São Paulo e RJ: "quarentena inteligente", Witzel é acusado de participação no "COVIDÃO"

Em meio a pandemia, o noticiário político do país continua a todo o vapor. João Dória governador do Estado de São Paulo, anuncia que nesta quarta-feira irá apresentar o prolongamento da quarentena até o dia 01 de Junho, prometendo implantar dessa vez uma quarentena inteligente, abandonando segundo ele a quarentena homogênea. No inicio do mês de maio o politico do PSDB prometeu iniciar o relaxamento no que chamou de (O Plano São Paulo), porém com o aumento da curva de novos casos, o plano foi deixado de lado, tanto ele quanto o prefeito da capital, anunciaram tentativas de aumento das taxas de isolamento, poém até o momento, nenhuma delas surtiram efeito, a última tentativa foi adiantar feriados que perfizeram uma semana nesta segunda-feira, mas em momento algum a taxa de isolamento chegou aos níveis desejados. 

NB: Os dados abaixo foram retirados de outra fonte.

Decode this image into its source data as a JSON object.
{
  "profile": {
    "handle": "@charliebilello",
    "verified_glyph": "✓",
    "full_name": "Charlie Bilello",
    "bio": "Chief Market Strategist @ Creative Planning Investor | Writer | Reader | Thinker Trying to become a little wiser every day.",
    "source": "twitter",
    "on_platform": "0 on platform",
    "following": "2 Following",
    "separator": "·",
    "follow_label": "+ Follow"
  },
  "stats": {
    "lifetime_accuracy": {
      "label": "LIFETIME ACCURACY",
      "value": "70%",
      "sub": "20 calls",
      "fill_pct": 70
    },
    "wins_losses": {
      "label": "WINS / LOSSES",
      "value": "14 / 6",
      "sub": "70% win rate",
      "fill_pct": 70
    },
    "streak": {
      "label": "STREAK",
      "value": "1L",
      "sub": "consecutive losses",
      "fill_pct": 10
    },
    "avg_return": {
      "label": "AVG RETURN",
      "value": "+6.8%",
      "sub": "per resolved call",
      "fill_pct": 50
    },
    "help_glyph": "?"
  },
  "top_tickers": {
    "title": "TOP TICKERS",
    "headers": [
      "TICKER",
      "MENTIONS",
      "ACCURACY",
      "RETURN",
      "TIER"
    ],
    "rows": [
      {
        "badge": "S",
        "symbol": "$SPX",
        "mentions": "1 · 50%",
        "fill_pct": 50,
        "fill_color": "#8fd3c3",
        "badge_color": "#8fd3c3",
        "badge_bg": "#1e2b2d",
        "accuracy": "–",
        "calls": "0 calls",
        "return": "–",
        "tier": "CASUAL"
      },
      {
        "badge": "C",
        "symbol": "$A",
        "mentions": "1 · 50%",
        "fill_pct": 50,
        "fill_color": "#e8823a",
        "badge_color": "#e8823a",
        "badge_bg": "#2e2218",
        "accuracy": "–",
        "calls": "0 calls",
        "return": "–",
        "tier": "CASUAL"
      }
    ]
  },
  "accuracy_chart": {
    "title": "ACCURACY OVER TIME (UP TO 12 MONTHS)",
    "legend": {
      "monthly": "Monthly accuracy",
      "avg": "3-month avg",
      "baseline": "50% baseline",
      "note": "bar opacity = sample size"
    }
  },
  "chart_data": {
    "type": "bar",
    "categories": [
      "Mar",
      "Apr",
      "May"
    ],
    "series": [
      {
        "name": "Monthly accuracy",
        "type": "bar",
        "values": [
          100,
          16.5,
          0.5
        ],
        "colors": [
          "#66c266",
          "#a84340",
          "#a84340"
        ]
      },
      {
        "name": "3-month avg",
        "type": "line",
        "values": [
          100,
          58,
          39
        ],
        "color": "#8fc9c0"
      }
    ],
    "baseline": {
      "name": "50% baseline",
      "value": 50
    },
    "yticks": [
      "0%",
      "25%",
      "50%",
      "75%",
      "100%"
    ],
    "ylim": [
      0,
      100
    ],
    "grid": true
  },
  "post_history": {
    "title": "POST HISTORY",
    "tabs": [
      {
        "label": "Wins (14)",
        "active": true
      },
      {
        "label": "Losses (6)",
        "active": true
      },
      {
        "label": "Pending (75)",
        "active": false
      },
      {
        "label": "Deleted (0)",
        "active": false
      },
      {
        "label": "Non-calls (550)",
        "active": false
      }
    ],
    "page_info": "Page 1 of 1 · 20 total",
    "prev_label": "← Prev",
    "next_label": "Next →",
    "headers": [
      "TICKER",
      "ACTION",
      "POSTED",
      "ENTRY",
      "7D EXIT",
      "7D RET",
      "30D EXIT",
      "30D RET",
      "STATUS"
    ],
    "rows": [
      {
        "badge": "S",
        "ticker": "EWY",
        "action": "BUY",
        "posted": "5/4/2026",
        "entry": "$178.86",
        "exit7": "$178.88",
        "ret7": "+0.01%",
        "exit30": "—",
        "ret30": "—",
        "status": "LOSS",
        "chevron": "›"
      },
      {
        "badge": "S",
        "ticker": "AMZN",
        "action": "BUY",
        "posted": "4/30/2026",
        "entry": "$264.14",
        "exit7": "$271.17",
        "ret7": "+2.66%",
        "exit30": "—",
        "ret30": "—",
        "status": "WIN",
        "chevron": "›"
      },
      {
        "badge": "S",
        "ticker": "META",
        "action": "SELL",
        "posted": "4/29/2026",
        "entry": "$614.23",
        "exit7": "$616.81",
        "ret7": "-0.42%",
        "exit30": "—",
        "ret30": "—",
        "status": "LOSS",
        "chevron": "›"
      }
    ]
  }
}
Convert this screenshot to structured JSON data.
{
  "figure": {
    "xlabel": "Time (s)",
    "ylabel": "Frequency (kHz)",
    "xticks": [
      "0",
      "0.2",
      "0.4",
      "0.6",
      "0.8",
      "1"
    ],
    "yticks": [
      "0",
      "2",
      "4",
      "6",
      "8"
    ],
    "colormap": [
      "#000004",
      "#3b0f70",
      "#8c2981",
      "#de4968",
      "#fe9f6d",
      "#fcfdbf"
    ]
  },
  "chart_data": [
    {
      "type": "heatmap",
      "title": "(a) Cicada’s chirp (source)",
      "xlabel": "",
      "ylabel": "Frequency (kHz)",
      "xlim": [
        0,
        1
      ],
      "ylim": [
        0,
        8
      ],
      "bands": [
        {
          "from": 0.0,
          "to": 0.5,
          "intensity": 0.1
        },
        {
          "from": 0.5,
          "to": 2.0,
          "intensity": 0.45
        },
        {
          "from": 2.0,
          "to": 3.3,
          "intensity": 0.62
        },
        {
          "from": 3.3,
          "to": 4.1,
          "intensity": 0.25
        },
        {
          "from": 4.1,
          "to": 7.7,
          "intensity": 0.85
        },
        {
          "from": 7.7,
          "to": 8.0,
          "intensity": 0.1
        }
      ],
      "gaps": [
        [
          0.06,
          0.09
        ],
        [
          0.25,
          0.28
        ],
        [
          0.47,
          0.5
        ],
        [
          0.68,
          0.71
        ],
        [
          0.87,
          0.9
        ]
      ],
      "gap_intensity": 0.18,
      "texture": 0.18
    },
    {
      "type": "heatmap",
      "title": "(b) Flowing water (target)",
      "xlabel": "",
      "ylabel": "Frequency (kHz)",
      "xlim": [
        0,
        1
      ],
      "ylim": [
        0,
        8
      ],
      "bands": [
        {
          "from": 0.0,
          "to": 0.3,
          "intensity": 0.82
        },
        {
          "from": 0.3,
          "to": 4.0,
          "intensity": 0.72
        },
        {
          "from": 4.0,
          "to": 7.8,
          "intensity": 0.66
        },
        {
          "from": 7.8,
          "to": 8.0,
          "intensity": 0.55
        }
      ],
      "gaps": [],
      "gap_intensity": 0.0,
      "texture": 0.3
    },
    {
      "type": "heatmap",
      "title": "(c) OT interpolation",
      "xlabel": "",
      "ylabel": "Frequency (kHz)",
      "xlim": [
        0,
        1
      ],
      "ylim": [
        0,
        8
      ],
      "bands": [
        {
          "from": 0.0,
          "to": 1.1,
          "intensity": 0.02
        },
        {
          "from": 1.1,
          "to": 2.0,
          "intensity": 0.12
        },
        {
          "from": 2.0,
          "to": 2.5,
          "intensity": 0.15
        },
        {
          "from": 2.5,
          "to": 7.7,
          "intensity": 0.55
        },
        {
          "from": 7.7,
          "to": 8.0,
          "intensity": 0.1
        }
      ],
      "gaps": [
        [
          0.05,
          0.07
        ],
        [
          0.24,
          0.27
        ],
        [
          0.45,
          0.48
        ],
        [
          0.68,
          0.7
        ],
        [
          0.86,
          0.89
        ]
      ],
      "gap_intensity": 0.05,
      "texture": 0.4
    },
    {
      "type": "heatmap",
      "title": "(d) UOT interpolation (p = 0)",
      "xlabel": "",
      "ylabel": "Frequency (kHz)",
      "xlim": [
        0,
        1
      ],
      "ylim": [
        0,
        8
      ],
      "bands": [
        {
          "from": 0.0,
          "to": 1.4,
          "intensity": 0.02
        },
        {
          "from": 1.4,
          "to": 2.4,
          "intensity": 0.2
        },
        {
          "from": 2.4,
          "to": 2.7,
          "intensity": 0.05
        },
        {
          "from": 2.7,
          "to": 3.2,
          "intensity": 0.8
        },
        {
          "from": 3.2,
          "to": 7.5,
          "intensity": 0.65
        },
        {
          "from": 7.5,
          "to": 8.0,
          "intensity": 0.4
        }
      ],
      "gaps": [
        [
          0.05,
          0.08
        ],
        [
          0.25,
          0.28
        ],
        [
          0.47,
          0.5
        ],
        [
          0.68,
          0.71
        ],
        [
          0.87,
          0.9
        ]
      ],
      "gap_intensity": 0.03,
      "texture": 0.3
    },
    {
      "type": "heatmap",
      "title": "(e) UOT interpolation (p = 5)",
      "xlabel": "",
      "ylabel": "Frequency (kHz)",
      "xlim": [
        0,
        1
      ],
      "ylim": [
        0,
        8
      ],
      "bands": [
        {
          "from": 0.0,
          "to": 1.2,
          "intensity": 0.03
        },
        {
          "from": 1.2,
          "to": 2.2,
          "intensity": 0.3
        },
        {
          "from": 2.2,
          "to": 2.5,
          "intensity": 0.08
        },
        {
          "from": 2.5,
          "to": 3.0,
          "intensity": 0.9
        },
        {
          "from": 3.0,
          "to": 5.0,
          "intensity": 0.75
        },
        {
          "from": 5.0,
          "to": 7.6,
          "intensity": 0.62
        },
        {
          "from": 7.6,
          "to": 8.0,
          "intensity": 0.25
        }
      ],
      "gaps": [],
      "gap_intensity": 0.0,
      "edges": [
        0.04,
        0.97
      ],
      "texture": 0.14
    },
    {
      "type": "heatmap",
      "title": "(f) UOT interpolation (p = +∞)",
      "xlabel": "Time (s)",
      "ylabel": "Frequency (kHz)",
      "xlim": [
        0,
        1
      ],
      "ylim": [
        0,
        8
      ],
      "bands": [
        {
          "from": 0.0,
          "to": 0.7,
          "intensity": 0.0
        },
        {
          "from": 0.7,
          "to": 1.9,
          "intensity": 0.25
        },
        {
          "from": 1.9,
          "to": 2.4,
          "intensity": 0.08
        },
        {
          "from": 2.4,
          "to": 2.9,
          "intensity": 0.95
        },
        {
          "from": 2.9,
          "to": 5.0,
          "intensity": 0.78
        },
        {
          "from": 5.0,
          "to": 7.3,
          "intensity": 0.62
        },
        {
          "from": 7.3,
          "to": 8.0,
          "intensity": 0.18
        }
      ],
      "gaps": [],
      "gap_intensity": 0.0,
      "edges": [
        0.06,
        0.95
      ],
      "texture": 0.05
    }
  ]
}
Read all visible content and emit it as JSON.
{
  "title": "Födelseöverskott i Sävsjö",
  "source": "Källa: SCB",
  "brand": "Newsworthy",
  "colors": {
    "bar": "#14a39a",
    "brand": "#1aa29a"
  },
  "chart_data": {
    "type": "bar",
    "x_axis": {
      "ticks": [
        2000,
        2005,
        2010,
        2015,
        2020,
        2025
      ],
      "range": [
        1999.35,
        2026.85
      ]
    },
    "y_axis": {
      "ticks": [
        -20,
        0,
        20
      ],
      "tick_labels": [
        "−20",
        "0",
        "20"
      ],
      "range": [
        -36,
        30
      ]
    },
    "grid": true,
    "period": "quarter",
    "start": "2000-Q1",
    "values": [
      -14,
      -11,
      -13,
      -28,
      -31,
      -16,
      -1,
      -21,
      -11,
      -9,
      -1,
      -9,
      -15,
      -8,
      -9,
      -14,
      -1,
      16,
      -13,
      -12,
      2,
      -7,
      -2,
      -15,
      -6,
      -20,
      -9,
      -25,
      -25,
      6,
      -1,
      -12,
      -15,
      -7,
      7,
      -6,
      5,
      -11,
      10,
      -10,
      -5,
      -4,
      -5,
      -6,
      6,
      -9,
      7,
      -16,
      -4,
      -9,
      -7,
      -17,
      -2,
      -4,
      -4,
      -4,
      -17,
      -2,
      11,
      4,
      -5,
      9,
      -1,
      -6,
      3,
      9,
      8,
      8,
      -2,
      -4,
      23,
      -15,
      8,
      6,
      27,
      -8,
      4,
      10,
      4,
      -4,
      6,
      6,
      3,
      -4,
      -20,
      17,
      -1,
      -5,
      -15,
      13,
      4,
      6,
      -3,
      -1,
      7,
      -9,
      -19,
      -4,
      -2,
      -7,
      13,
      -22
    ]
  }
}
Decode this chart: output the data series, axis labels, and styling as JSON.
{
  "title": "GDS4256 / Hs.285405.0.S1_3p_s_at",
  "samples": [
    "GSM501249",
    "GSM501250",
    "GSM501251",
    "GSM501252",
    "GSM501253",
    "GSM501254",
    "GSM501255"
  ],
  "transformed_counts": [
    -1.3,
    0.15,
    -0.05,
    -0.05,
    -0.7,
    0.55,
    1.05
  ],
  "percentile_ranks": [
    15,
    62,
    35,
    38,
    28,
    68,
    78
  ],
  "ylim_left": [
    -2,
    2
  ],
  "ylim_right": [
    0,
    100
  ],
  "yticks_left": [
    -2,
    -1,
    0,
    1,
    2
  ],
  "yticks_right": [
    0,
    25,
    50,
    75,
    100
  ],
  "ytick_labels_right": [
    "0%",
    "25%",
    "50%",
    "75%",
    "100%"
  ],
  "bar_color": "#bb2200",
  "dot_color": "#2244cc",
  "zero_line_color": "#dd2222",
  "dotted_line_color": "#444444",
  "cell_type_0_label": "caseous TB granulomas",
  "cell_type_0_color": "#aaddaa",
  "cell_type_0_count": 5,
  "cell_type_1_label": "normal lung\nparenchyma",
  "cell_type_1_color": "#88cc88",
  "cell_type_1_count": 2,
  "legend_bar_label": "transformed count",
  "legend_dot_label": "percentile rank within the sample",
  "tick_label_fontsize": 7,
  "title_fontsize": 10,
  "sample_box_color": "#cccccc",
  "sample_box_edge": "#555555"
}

Wilson Witzel atual mandatário do Estado do Rio de Janeiro, começa a semana como um dos principais alvos da operação da policia federal denominada "placebo'', uma alusão ao medicamento fake usado em pesquisas médicas. Desde o mês de abril a PF vem investigando entes políticos do RJ, ligados ao atual governo do estado, as investigações apontam para indícios de superfaturamento em compras de equipamento medicos voltados para a batalha contra o covid-19. Algumas dessas pessoas foram presas ainda no mês de abril, e agora o radar da investigação está voltado para o Palácio da Guanabara. Witzel é apontado como parte integrante e possível mentor da máfia que estaria por detrás dos desvios. O termo cunhado pelo atual presidente do PTB, Roberto Jefferson com sendo o "Covidão", já começa ser usado pela mídia para se referir ao mais novo escândalo da política nacional. 

(*) Da redação.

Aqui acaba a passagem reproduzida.